In the United States, sex trafficking often starts when the victim is between 12 and 14 years of age. Victims come from varied backgrounds and often have experienced some type of trauma or hardship. These include: homelessness or run away from home; history of neglect or sexual/physical abuse; family history of substance misuse, psychiatric problems, violence, and/or criminality; history of juvenile justice or child protective services involvement; lesbian, gay, bisexual, transgender, or other identity issues; and mental/behavioral problems.

Victims might have been involved with a gang or lived in areas with transient male populations such as military bases, truck stops, or convention centers.

Also, victims might be immigrants who lived in countries with political or social upheaval and police corruption.

While considering a patient’s background, healthcare professionals also should be mindful of any physical injuries that could signal that the patient is a trafficking victim. These include: malnourishment and/or dehydration; bruises and other injuries consistent with physical and/or sexual abuse, restraint, confinement, or torture; bald spots on scalp or branding on skin; scars, burns, or bite marks; and trauma on torso, genitals, neck, or medial thighs in patterned appearance.

When giving a patient a physical exam, healthcare providers also might notice urinary tract infections or signs of sexually transmitted diseases, vaginal or rectal trauma, or a barcode tattoo below undergarments. Possible victims may demonstrate general signs of stress, anxiety, exhaustion, and depression, as well as aggression or oppositional behavior. These patients might avoid eye contact and show fear, shame, or paranoia.

Through verbal and nonverbal cues, healthcare professionals may notice symptoms of PTSD, suicidal ideation, or dental problems such as loose or missing teeth. Patients might report that they have had an abortion or experienced physical trauma during pregnancy or complain of stomach, jaw/neck, or chronic back pain.

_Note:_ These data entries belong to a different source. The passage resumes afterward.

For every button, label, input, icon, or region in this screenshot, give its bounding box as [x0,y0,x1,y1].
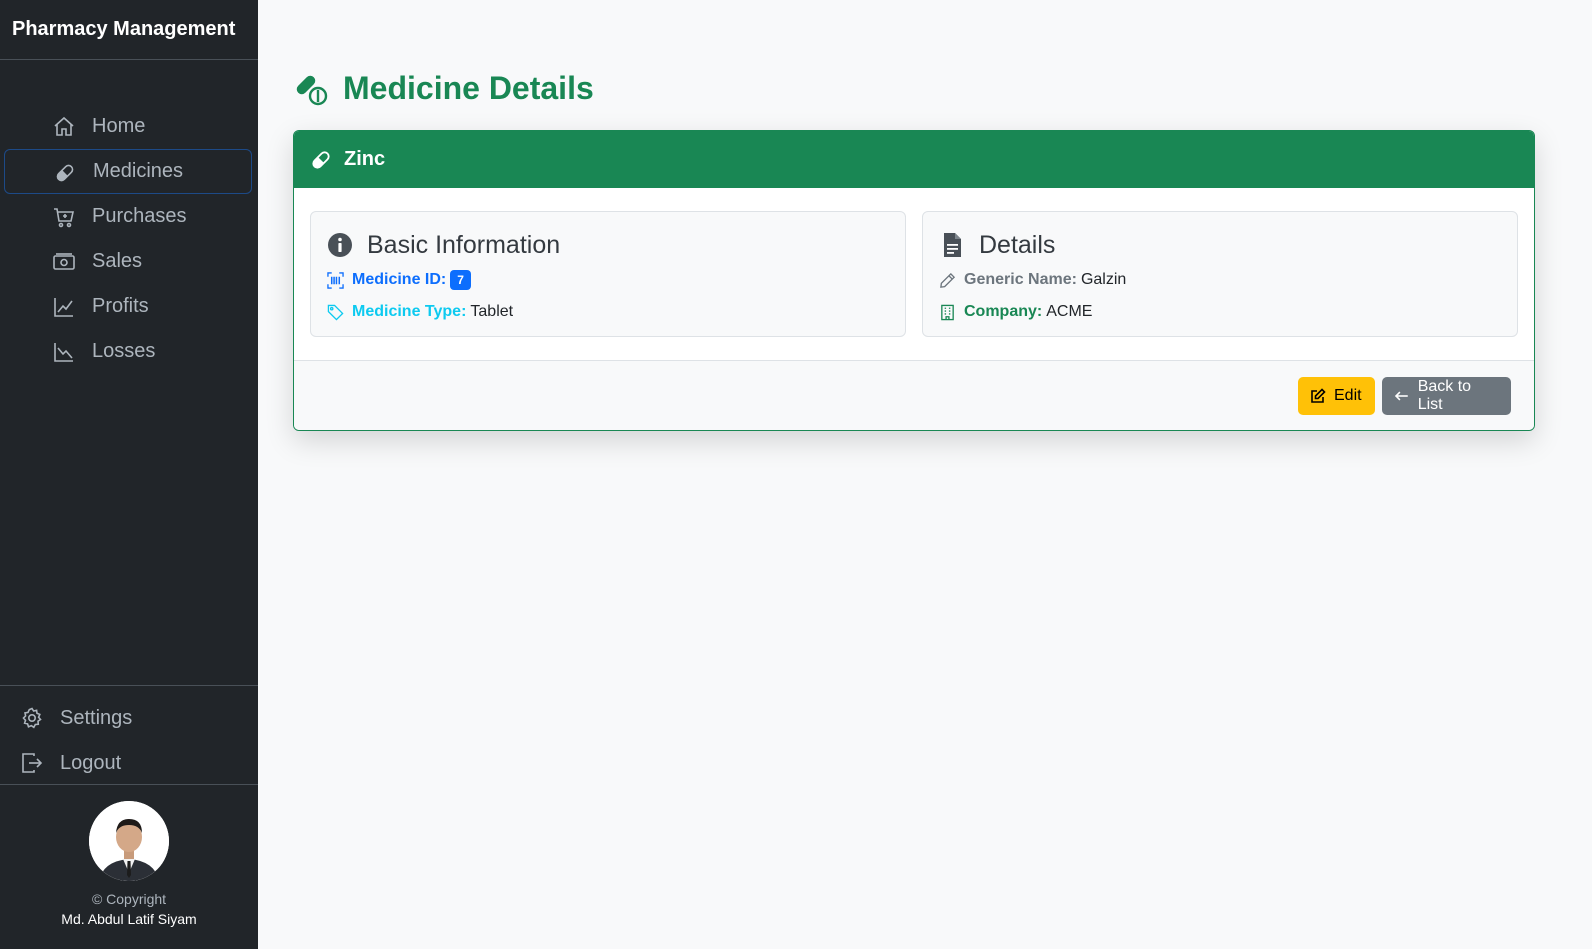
logout-icon [22,753,43,773]
document-icon [944,233,961,257]
sidebar-nav: Home Medicines Purchases Sales Profits L… [0,104,258,374]
edit-button-label: Edit [1334,387,1362,404]
avatar [89,801,169,881]
page-title: Medicine Details [293,70,594,107]
sidebar-item-label: Medicines [93,160,184,182]
back-button-label: Back to List [1417,378,1472,413]
info-panels: Basic Information Medicine ID: 7 Medicin… [310,211,1518,337]
company-value: ACME [1046,303,1093,320]
medicine-type-label: Medicine Type: [352,303,467,320]
home-icon [54,116,74,136]
capsule-icon [312,150,330,169]
cash-icon [53,253,75,270]
graph-down-icon [54,343,73,362]
sidebar-item-label: Home [92,115,146,137]
medicine-card: Zinc Basic Information Medicine ID: 7 Me… [293,130,1535,431]
company-label: Company: [964,303,1043,320]
sidebar-item-label: Profits [92,295,149,317]
cart-icon [54,208,74,228]
capsule-pill-icon [296,75,328,105]
sidebar-item-sales[interactable]: Sales [4,239,252,284]
app-brand[interactable]: Pharmacy Management [0,0,258,60]
medicine-id-label: Medicine ID: [352,271,447,288]
panel-title: Basic Information [327,230,889,260]
card-footer: Edit Back to List [294,360,1534,430]
profile-block: © Copyright Md. Abdul Latif Siyam [0,801,258,927]
panel-title-text: Basic Information [367,230,561,259]
edit-icon [1311,388,1326,403]
page-title-text: Medicine Details [343,70,594,106]
sidebar-item-logout[interactable]: Logout [0,741,258,786]
sidebar-item-label: Sales [92,250,143,272]
medicine-name: Zinc [344,148,386,170]
sidebar-item-medicines[interactable]: Medicines [4,149,252,194]
back-to-list-button[interactable]: Back to List [1382,377,1511,415]
pencil-icon [940,272,956,288]
tag-icon [327,304,344,321]
sidebar-item-losses[interactable]: Losses [4,329,252,374]
panel-title: Details [939,230,1501,260]
edit-button[interactable]: Edit [1298,377,1375,415]
generic-name-value: Galzin [1080,271,1127,288]
building-icon [941,304,954,320]
sidebar-item-settings[interactable]: Settings [0,696,258,741]
sidebar: Pharmacy Management Home Medicines Purch… [0,0,258,949]
graph-up-icon [54,298,73,317]
author-name: Md. Abdul Latif Siyam [61,911,197,927]
sidebar-item-label: Purchases [92,205,187,227]
capsule-icon [56,164,74,182]
sidebar-item-purchases[interactable]: Purchases [4,194,252,239]
medicine-id-badge: 7 [450,270,471,290]
medicine-type-field: Medicine Type: Tablet [327,300,889,324]
barcode-icon [327,271,344,289]
medicine-id-field: Medicine ID: 7 [327,268,889,292]
details-panel: Details Generic Name: Galzin Company: AC… [922,211,1518,337]
arrow-left-icon [1394,391,1408,401]
sidebar-item-home[interactable]: Home [4,104,252,149]
sidebar-item-label: Settings [60,707,133,729]
panel-title-text: Details [979,230,1056,259]
generic-name-field: Generic Name: Galzin [939,268,1501,292]
sidebar-bottom-nav: Settings Logout [0,685,258,785]
gear-icon [22,707,42,729]
copyright-text: © Copyright [91,891,167,907]
sidebar-item-label: Logout [60,752,122,774]
generic-name-label: Generic Name: [964,271,1077,288]
basic-info-panel: Basic Information Medicine ID: 7 Medicin… [310,211,906,337]
avatar-image [89,801,169,881]
sidebar-item-profits[interactable]: Profits [4,284,252,329]
medicine-type-value: Tablet [470,303,514,320]
sidebar-item-label: Losses [92,340,156,362]
info-circle-icon [328,233,352,257]
company-field: Company: ACME [939,300,1501,324]
card-header: Zinc [294,131,1534,188]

There are other behaviors a patient could demonstrate during his or her visit that should raise red flags. These include an inability to produce identification documents, fearful reactions at the mention of law enforcement and general distrust of authority figures, inconsistencies in stories, and an inability to accurately describe their place of residence or other whereabouts.

A potential trafficking victim may appear isolated from everyone except for one person. There could be a “manager” or some other type of handler with the patient who seems to answer questions for the patient; carry the patient’s ID, passport, money, or other possessions; or try to explain that the patient does not speak English.

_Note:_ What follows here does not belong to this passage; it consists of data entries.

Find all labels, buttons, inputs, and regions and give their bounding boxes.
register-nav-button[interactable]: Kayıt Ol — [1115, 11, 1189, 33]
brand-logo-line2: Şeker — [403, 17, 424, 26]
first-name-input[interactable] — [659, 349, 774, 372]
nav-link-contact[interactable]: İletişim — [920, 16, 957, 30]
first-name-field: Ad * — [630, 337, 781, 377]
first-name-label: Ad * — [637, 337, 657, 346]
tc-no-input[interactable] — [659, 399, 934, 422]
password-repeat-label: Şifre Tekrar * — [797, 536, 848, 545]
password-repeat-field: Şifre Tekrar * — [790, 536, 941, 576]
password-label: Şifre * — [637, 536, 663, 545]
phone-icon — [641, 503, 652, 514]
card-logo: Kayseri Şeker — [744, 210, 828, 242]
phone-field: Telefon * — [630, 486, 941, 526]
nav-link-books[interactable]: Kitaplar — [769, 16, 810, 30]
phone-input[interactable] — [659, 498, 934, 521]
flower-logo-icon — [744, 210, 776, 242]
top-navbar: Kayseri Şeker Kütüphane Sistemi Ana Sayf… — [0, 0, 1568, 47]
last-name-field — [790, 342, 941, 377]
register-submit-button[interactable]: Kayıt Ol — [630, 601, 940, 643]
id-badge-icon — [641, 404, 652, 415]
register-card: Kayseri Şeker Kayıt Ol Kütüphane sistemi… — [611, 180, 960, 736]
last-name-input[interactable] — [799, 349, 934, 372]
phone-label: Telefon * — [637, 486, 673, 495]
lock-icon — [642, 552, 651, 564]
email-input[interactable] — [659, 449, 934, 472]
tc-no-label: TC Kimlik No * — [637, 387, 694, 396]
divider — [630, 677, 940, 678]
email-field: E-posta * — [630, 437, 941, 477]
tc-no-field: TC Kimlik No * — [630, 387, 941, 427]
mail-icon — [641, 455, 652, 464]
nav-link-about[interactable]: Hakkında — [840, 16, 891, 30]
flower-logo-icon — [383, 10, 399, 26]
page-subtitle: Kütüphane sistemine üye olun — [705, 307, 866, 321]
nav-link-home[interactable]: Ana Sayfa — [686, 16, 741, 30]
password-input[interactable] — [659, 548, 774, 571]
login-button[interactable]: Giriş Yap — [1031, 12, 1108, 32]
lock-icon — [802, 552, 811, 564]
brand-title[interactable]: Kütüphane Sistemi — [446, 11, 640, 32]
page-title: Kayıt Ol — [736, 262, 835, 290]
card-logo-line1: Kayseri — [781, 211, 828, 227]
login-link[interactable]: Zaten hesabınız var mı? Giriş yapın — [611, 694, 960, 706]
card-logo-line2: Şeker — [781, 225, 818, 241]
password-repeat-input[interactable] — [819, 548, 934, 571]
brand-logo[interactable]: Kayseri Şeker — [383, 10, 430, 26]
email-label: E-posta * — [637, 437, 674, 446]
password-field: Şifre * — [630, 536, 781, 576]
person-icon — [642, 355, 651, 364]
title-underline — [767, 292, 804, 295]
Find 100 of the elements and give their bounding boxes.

During exam sessions, if patients offer clues about their background or identity, they might allude to a large debt that cannot be repaid. These patients might hint that they live or work in places with high security, opaque windows, barbed wire, or security cameras. This could signal that the patient is not free to leave or act as desired, which should be cause for concern.

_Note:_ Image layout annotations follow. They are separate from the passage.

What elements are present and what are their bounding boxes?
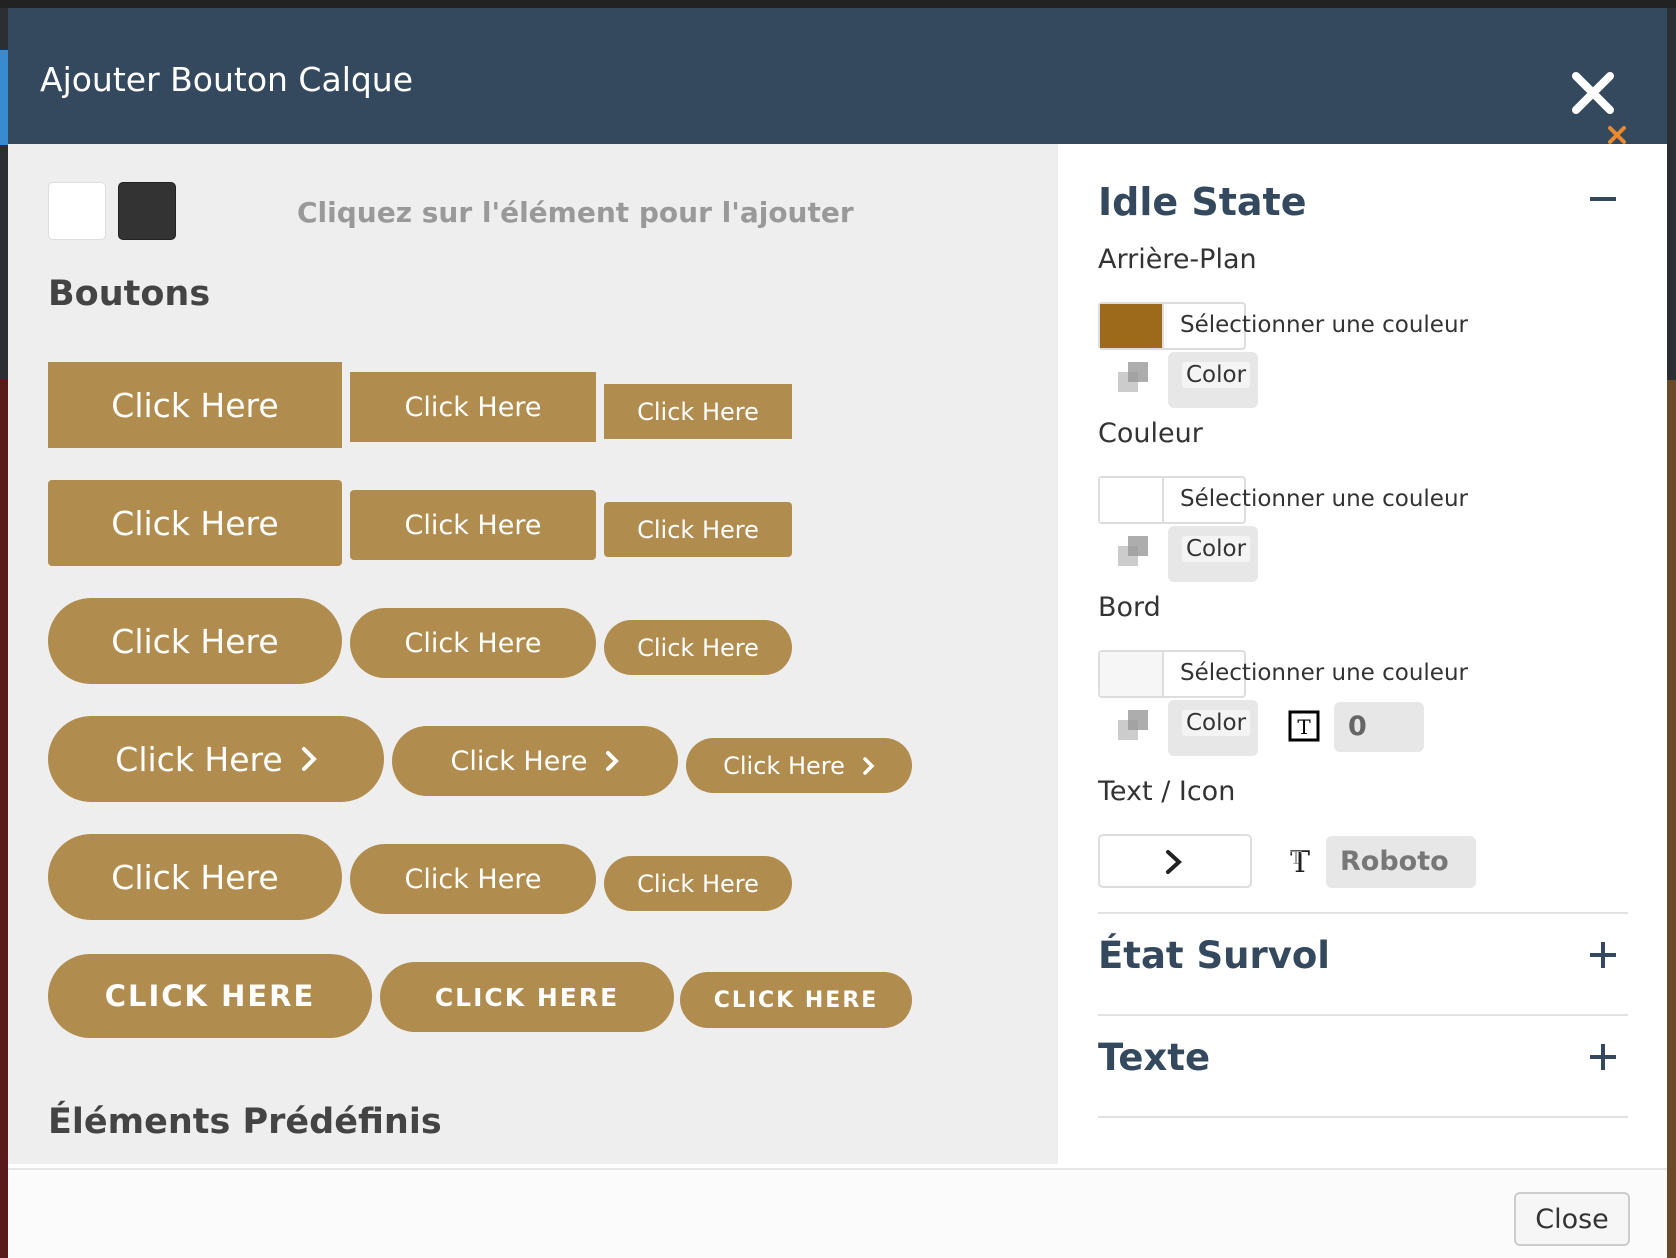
button-preset-with-icon[interactable]: Click Here xyxy=(48,716,384,802)
section-title-predefined: Éléments Prédéfinis xyxy=(48,1102,442,1142)
add-button-layer-modal: Ajouter Bouton Calque Cliquez sur l'élém… xyxy=(8,8,1667,1258)
light-background-swatch[interactable] xyxy=(48,182,106,240)
divider xyxy=(1098,1116,1628,1118)
text-color-label: Couleur xyxy=(1098,418,1203,449)
border-width-input[interactable]: 0 xyxy=(1334,702,1424,752)
button-preset[interactable]: Click Here xyxy=(48,362,342,448)
border-label: Bord xyxy=(1098,592,1161,623)
background-color-input[interactable]: Color xyxy=(1168,352,1258,408)
opacity-icon[interactable] xyxy=(1116,708,1150,742)
section-title-buttons: Boutons xyxy=(48,274,211,314)
opacity-icon[interactable] xyxy=(1116,534,1150,568)
style-settings-pane: Idle State Arrière-Plan Sélectionner une… xyxy=(1058,144,1667,1164)
background-color-chip xyxy=(1100,304,1164,348)
chevron-right-icon xyxy=(301,747,317,771)
svg-text:T: T xyxy=(1290,848,1302,869)
expand-icon[interactable] xyxy=(1588,1042,1618,1072)
backdrop-edge xyxy=(0,380,8,1258)
button-preset[interactable]: Click Here xyxy=(350,372,596,442)
close-icon[interactable] xyxy=(1570,70,1616,116)
close-small-icon xyxy=(1608,126,1626,144)
button-preset[interactable]: Click Here xyxy=(48,834,342,920)
modal-footer: Close xyxy=(8,1168,1667,1258)
opacity-icon[interactable] xyxy=(1116,360,1150,394)
element-picker-pane: Cliquez sur l'élément pour l'ajouter Bou… xyxy=(8,144,1058,1164)
button-preset[interactable]: Click Here xyxy=(350,608,596,678)
text-color-chip xyxy=(1100,478,1164,522)
add-hint: Cliquez sur l'élément pour l'ajouter xyxy=(297,196,854,229)
button-preset[interactable]: Click Here xyxy=(48,480,342,566)
button-preset[interactable]: Click Here xyxy=(350,844,596,914)
svg-text:T: T xyxy=(1297,715,1311,739)
font-family-select[interactable]: Roboto xyxy=(1326,836,1476,888)
picker-label: Sélectionner une couleur xyxy=(1180,486,1468,512)
divider xyxy=(1098,912,1628,914)
button-preset-with-icon[interactable]: Click Here xyxy=(392,726,678,796)
text-color-input[interactable]: Color xyxy=(1168,526,1258,582)
button-preset[interactable]: Click Here xyxy=(48,598,342,684)
hover-state-heading[interactable]: État Survol xyxy=(1098,934,1330,977)
border-width-icon: T xyxy=(1288,710,1320,742)
backdrop-edge xyxy=(0,50,8,145)
modal-header: Ajouter Bouton Calque xyxy=(8,8,1667,144)
border-color-chip xyxy=(1100,652,1164,696)
button-preset[interactable]: Click Here xyxy=(604,620,792,675)
text-settings-heading[interactable]: Texte xyxy=(1098,1036,1210,1079)
button-preset-with-icon[interactable]: Click Here xyxy=(686,738,912,793)
modal-title: Ajouter Bouton Calque xyxy=(40,60,414,99)
chevron-right-icon xyxy=(863,756,875,775)
text-icon-label: Text / Icon xyxy=(1098,776,1236,807)
button-preset-uppercase[interactable]: CLICK HERE xyxy=(680,972,912,1028)
idle-state-heading[interactable]: Idle State xyxy=(1098,180,1306,224)
button-preset-uppercase[interactable]: CLICK HERE xyxy=(380,962,674,1032)
expand-icon[interactable] xyxy=(1588,940,1618,970)
font-family-icon: T T xyxy=(1290,845,1310,876)
close-button[interactable]: Close xyxy=(1514,1192,1630,1246)
button-preset[interactable]: Click Here xyxy=(604,502,792,557)
button-preset-uppercase[interactable]: CLICK HERE xyxy=(48,954,372,1038)
button-preset[interactable]: Click Here xyxy=(604,384,792,439)
border-color-input[interactable]: Color xyxy=(1168,700,1258,756)
picker-label: Sélectionner une couleur xyxy=(1180,312,1468,338)
picker-label: Sélectionner une couleur xyxy=(1180,660,1468,686)
backdrop-top xyxy=(0,0,1676,8)
background-label: Arrière-Plan xyxy=(1098,244,1257,275)
dark-background-swatch[interactable] xyxy=(118,182,176,240)
icon-select[interactable] xyxy=(1098,834,1252,888)
backdrop-edge xyxy=(1666,380,1676,1258)
chevron-right-icon xyxy=(1166,850,1182,874)
button-preset[interactable]: Click Here xyxy=(350,490,596,560)
button-preset[interactable]: Click Here xyxy=(604,856,792,911)
divider xyxy=(1098,1014,1628,1016)
chevron-right-icon xyxy=(606,751,620,771)
collapse-icon[interactable] xyxy=(1588,184,1618,214)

  1. Greenbaum J, Crawford-Jakubiak JE; Committee on Child Abuse and Neglect. Child sex trafficking and commercial sexual exploitation: Health care needs of victims. Pediatrics 2015;135:566-574.
  2. Center for the Human Rights of Children, Loyola University Chicago. Building child welfare response to child trafficking, 2011. Available at: Accessed July 23, 2018.
  3. National Human Trafficking Hotline. Recognizing the signs. Available at: Accessed July 23, 2018.